Should your document say that you're a tenant in common? That depends. Are you supposed to be a tenant in common? Is that the way all parties understand the ownership arrangement? It sounds to me as if you are supposed to own one half of the property on your own, while your brother and his wife are joint owners of the other half. This should be very clear from the wording on the document.

Will it cause issues? If it is incorrect, then yes, it probably will. Any document that does not accurately describe the legal situation of the parties can potentially cause issues. After all, the point of the document is to set out everyone's position and rights and give everyone something to rely on in case of problems. By reading, signing, and holding onto those documents without making any changes, you are indicating that you accept their contents. I would certainly advise my own clients to ensure that any land titles documents accurately reflect the real ownership situation. 

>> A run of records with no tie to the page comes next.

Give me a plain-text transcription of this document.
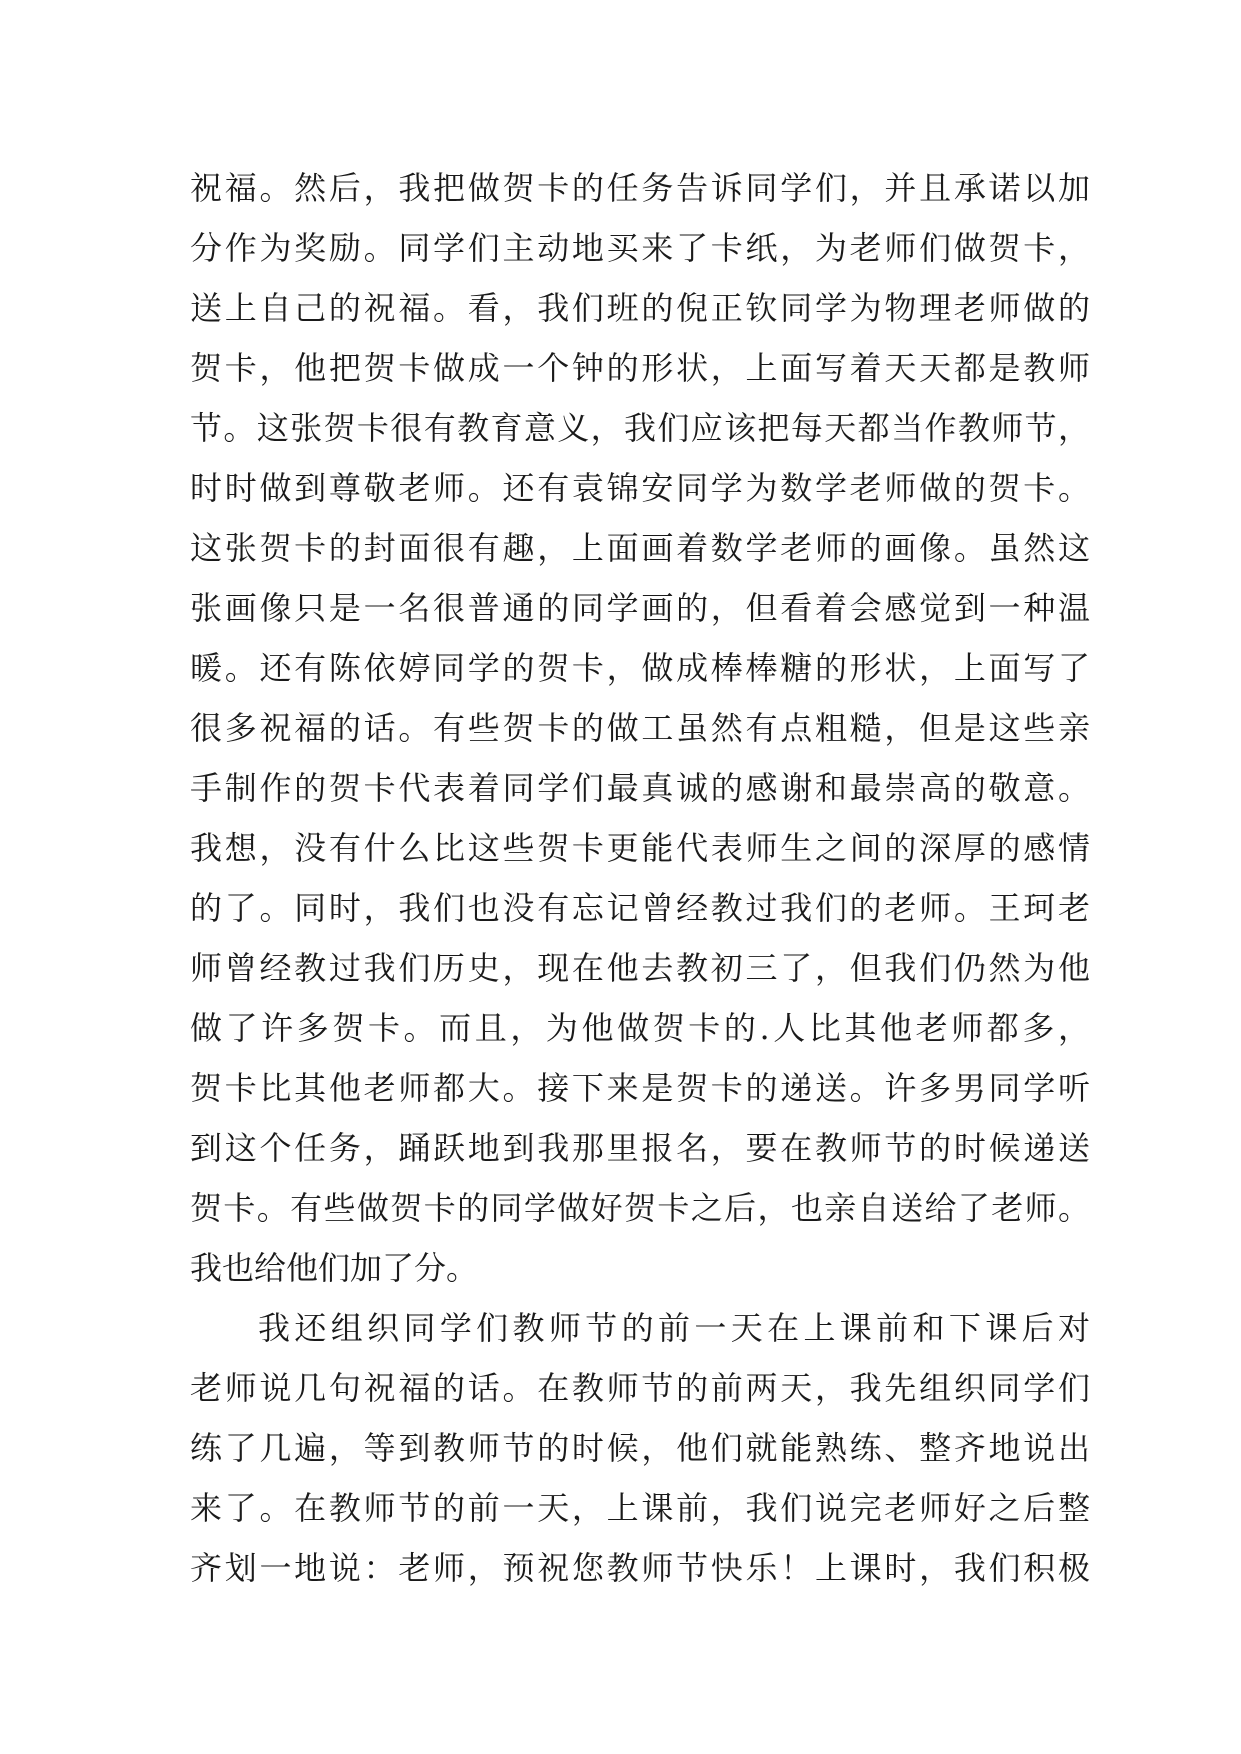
祝福。然后，我把做贺卡的任务告诉同学们，并且承诺以加
分作为奖励。同学们主动地买来了卡纸，为老师们做贺卡，
送上自己的祝福。看，我们班的倪正钦同学为物理老师做的
贺卡，他把贺卡做成一个钟的形状，上面写着天天都是教师
节。这张贺卡很有教育意义，我们应该把每天都当作教师节，
时时做到尊敬老师。还有袁锦安同学为数学老师做的贺卡。
这张贺卡的封面很有趣，上面画着数学老师的画像。虽然这
张画像只是一名很普通的同学画的，但看着会感觉到一种温
暖。还有陈依婷同学的贺卡，做成棒棒糖的形状，上面写了
很多祝福的话。有些贺卡的做工虽然有点粗糙，但是这些亲
手制作的贺卡代表着同学们最真诚的感谢和最崇高的敬意。
我想，没有什么比这些贺卡更能代表师生之间的深厚的感情
的了。同时，我们也没有忘记曾经教过我们的老师。王珂老
师曾经教过我们历史，现在他去教初三了，但我们仍然为他
做了许多贺卡。而且，为他做贺卡的.人比其他老师都多，
贺卡比其他老师都大。接下来是贺卡的递送。许多男同学听
到这个任务，踊跃地到我那里报名，要在教师节的时候递送
贺卡。有些做贺卡的同学做好贺卡之后，也亲自送给了老师。
我也给他们加了分。
我还组织同学们教师节的前一天在上课前和下课后对
老师说几句祝福的话。在教师节的前两天，我先组织同学们
练了几遍，等到教师节的时候，他们就能熟练、整齐地说出
来了。在教师节的前一天，上课前，我们说完老师好之后整
齐划一地说：老师，预祝您教师节快乐！上课时，我们积极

When there are multiple owners on a title and there is no mention of tenancy in common, it can be assumed that the parties own the property as joint owners. There is a HUGE difference in these two ways of owning property. Tenants in common each own a defined share of the property. For example, you might own 50% and your brother and his wife might own the other 50%. This means that if you want to, you can sell your 50% without anyone else's permission. Or, you can leave it to your beneficiaries in your will.

However, if you are all joint owners, the situation is very different. You do not have a defined portion. You cannot sell or mortgage (or really do much of anything) without the written cooperation of the other owners. And joint ownership comes with a right of survivorship. In other words, if you die, there is nothing for you to leave to anyone because your brother and his wife would automatically take ownership by right of survivorship.

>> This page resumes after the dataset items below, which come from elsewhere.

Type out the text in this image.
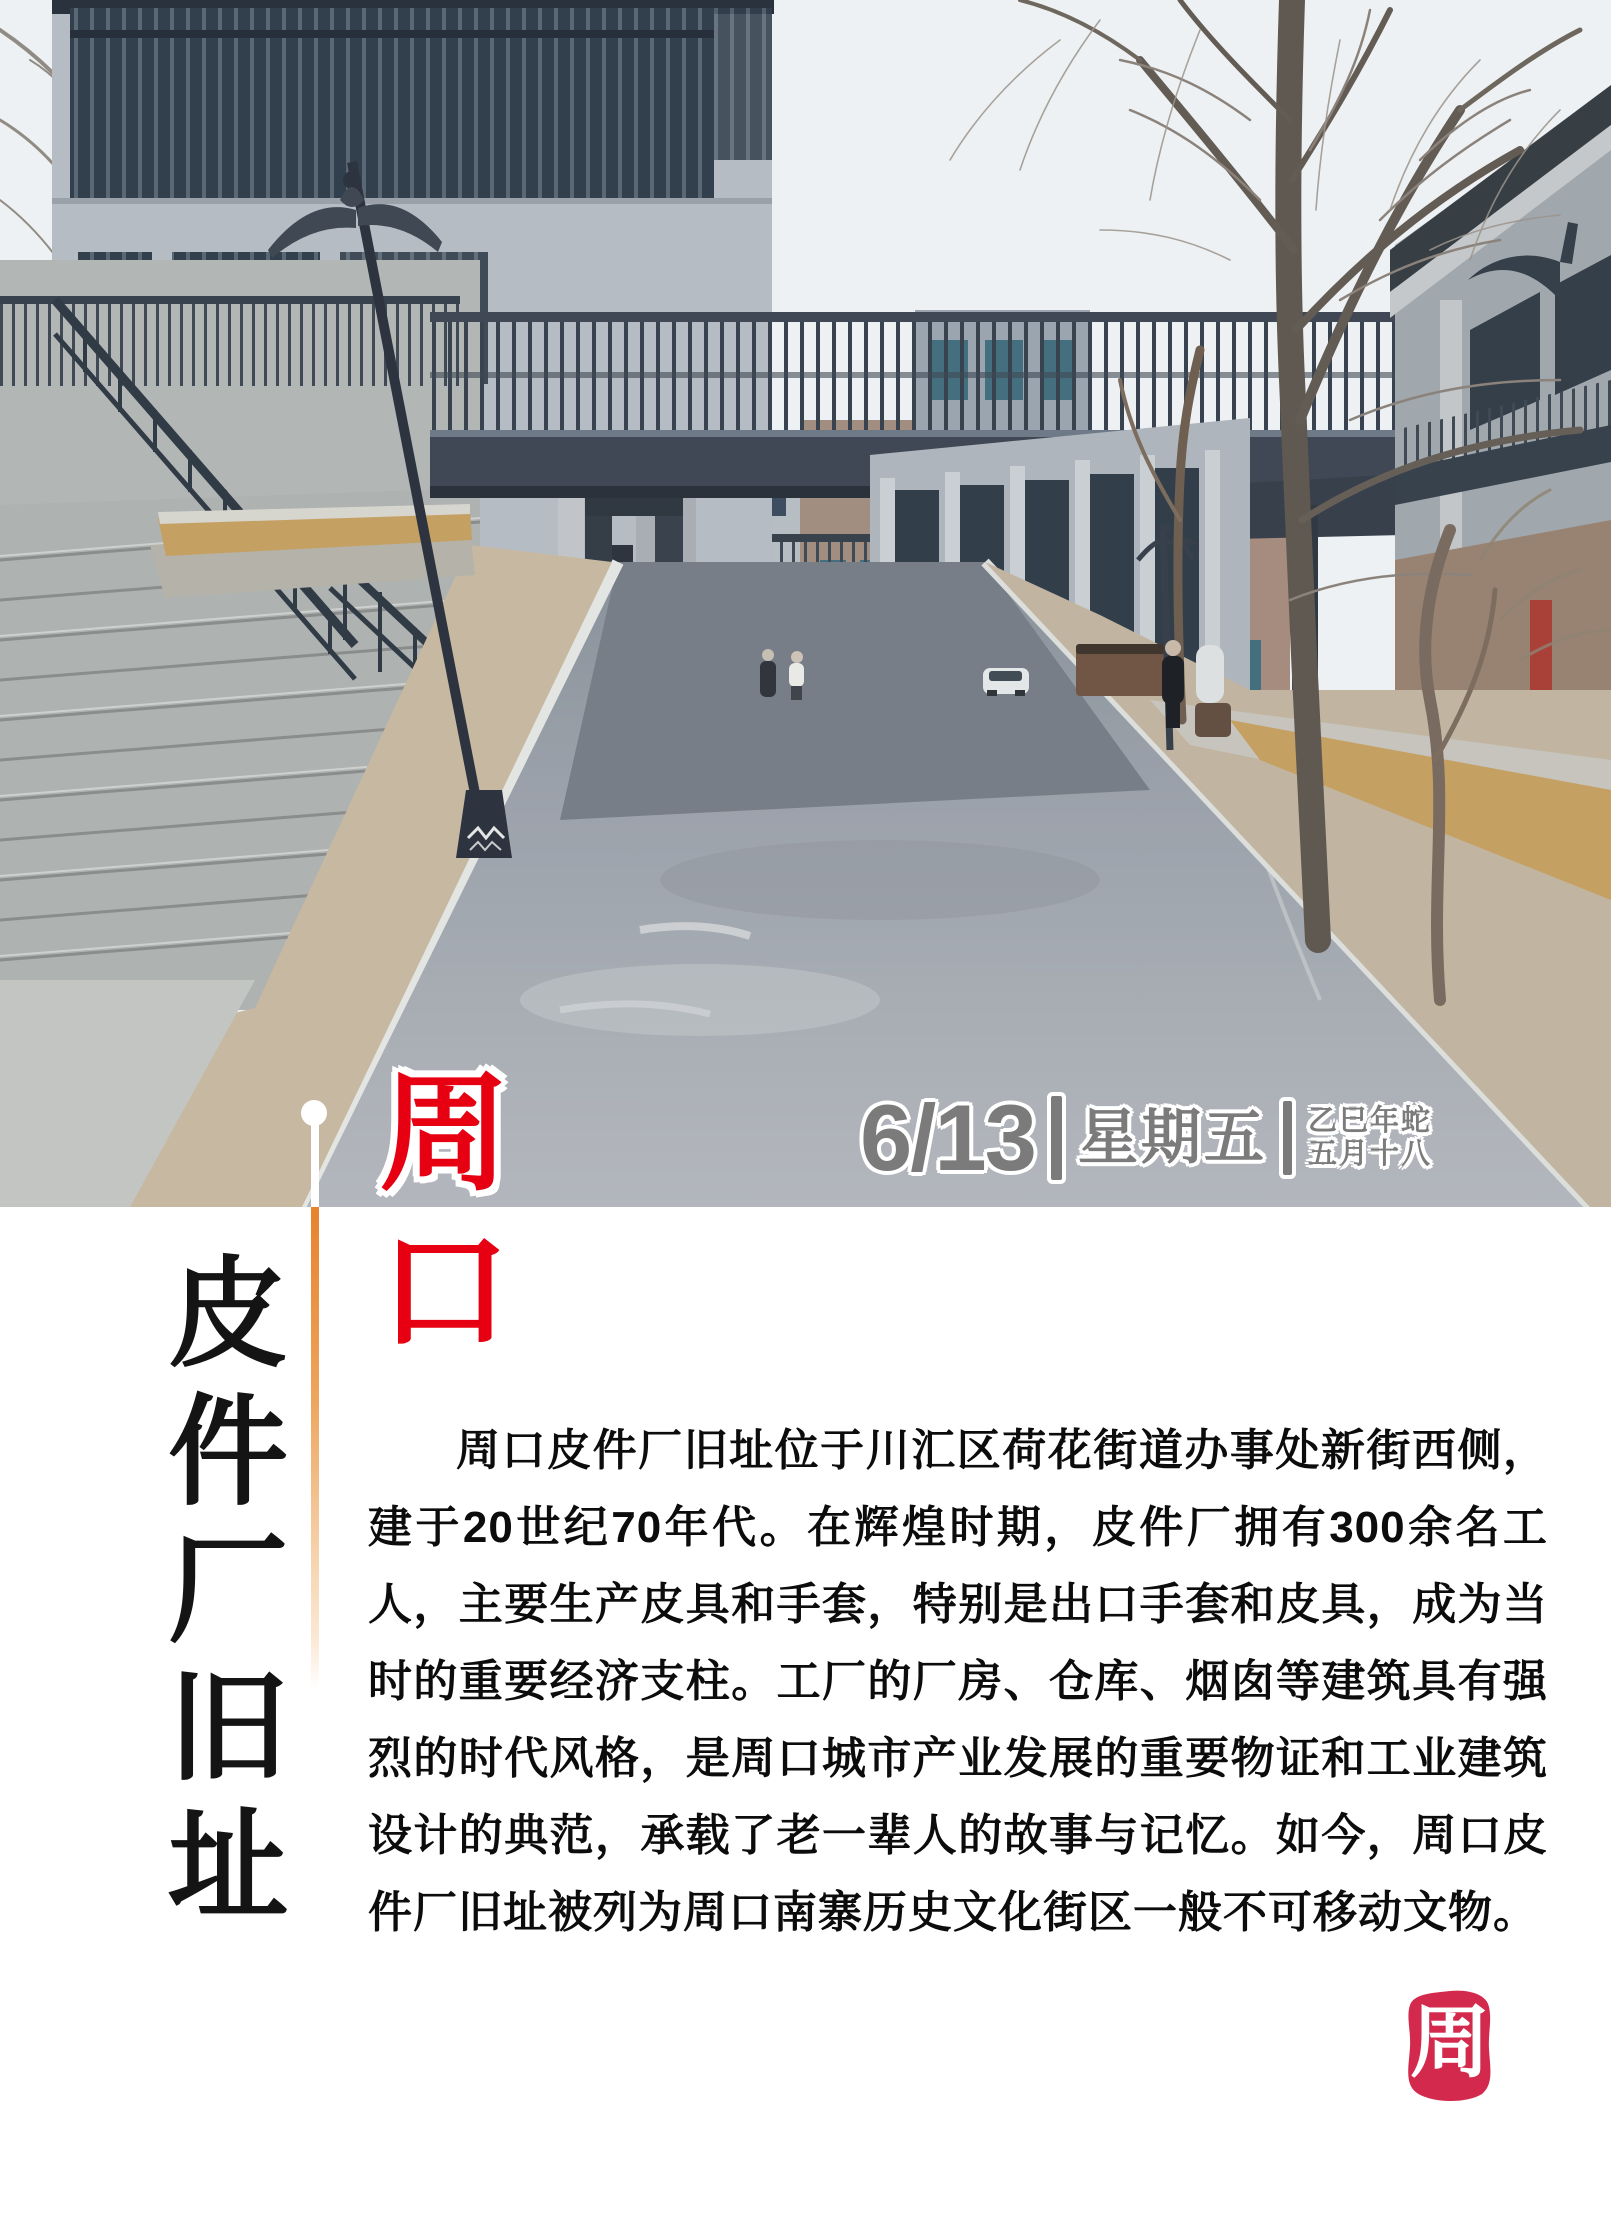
6/13 星期五 乙巳年蛇
五月十八
周口
皮件厂旧址	周口皮件厂旧址位于川汇区荷花街道办事处新街西侧，建于20世纪70年代。在辉煌时期，皮件厂拥有300余名工人，主要生产皮具和手套，特别是出口手套和皮具，成为当时的重要经济支柱。工厂的厂房、仓库、烟囱等建筑具有强烈的时代风格，是周口城市产业发展的重要物证和工业建筑设计的典范，承载了老一辈人的故事与记忆。如今，周口皮件厂旧址被列为周口南寨历史文化街区一般不可移动文物。

周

When I have this sort of discussion with clients, some try to argue the point with me (Why? Honestly, it isn't a good idea. Not when it's about estate matters.) They tell me things like they've paid half the bills and they paid for the driveway or the septic tank, or some other improvements. They seem to believe that the payment of bills will somehow change the meaning of the title deed. However, the title to the property doesn't say anything about who paid for what. That is a completely separate issue and relying on facts like those would mean your executor or family members going in front of a judge and asking for help based on unjust enrichment or mistake. That's the long, expensive, frustrating way of managing things.

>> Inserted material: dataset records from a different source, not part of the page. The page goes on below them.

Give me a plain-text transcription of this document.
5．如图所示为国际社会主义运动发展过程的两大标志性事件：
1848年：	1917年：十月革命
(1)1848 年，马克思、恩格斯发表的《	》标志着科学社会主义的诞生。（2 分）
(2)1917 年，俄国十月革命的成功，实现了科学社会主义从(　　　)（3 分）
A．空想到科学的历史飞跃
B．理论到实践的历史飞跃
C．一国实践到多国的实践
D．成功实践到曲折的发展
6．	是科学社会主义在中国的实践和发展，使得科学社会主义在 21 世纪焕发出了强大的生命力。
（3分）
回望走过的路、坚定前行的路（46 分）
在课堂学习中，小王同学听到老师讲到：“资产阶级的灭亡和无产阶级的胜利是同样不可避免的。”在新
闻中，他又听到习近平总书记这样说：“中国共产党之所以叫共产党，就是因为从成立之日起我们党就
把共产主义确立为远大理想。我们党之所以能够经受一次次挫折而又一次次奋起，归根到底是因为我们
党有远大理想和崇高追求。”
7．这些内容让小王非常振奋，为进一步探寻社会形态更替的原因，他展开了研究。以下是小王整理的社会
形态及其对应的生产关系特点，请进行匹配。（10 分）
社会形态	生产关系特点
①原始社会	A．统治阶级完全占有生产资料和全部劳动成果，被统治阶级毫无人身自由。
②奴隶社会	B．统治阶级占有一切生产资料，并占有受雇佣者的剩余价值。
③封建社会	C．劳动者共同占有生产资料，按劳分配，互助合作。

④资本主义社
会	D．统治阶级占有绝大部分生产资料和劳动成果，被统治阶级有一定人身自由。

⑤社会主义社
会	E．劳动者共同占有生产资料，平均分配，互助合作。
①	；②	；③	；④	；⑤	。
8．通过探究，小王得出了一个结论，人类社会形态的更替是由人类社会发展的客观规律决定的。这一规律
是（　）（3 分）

These differences should point out to you that the description on the deed is very important. I suggest that you discuss the documents with a lawyer who is local to you. If the description on the deed* does not match your understanding of the legal ownership arrangement, get together with your brother and his wife and sort it out. It won't cost much to get it right compared to having a trial about it after you pass away.

*Just a side note to readers who live in Newfoundland and Labrador, where we don't actually get title deeds from our Registry: since there is no deed, look at the Indenture or transfer document by which you obtained the property. It should name the purchasers and clearly state whether they are intended to be joint owners or tenants in common with specific portions.



1 comment:

  1. Lynne,
    I am the Executor and have control re the disposal of a property ie parents home via the Will . One sneaky lawyer tried to pull a fast one and wanted me to go along with his suggestion and put the property in both our names (only 2 beneficiaries). That would have altered my position greatly.  That was done for the benefit of the opposing lawyer and his client. Oh the games people play, including some Lawyers.TBC.